Abstract

Abstract Competing risk is an event that precludes the occurrence of the primary event of interest. For example, when studying risk factors associated with dementia, death before the onset of dementia serve as a competing event. A subject who dies is no longer at risk of dementia. This issue play more important role in ADRD research given the elderly population. Conventional methods for survival analysis assume independent censoring and ignore the competing events. However, there are some challenge issues using those conventional methods in the presence of competing risks.
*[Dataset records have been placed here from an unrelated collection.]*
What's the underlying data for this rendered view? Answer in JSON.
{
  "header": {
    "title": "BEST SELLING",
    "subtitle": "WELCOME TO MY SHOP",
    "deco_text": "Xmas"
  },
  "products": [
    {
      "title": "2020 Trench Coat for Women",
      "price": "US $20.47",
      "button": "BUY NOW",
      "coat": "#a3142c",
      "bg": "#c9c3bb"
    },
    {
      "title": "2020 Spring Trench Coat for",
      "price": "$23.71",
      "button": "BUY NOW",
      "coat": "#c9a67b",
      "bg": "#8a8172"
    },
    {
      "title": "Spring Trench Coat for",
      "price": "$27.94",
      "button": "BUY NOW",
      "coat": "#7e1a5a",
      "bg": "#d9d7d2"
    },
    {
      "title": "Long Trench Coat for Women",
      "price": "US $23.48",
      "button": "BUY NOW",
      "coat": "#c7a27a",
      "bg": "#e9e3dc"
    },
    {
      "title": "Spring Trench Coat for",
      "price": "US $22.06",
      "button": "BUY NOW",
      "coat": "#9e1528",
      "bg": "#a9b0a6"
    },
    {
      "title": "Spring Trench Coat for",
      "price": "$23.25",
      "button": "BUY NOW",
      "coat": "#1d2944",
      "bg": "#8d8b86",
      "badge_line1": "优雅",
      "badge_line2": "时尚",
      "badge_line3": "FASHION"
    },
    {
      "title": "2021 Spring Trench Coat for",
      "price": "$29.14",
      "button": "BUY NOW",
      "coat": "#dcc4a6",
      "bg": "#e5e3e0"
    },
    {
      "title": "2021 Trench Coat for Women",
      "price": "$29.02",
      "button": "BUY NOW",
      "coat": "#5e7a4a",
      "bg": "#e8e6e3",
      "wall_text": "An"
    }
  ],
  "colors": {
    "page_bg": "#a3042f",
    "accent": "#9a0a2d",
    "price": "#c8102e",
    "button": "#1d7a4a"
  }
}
First, no one-to-one link between hazard function and cumulative incidence function (CIF), and Kaplan-Meier approach overestimates the cumulative incidence of the event of interest. Second, the effect of covariates on hazard rate cannot be directly linked to the effect of cumulative incidence (the risk). We will discuss two types of analyses in the presence of competing risk: Cause-specific hazard model and Fine-Gray subdistribution hazard model. Cause-specific hazard model directly quantify the cause-specific hazard among subjects who are at risk of developing the event of interest, while Fine-Gray subdistribution hazard model directly model the effects of covariates on the cumulative incidence function. The type of research questions (Association vs. Prediction) may guide the choice of different statistical approaches. We will illustrate those two competing risk analyses using the large national dataset from National Alzheimer’s Coordinating Center (NACC). We will analyze the association between baseline diabetes status and the incidence of dementia, in which death before the onset of dementia is a competing event.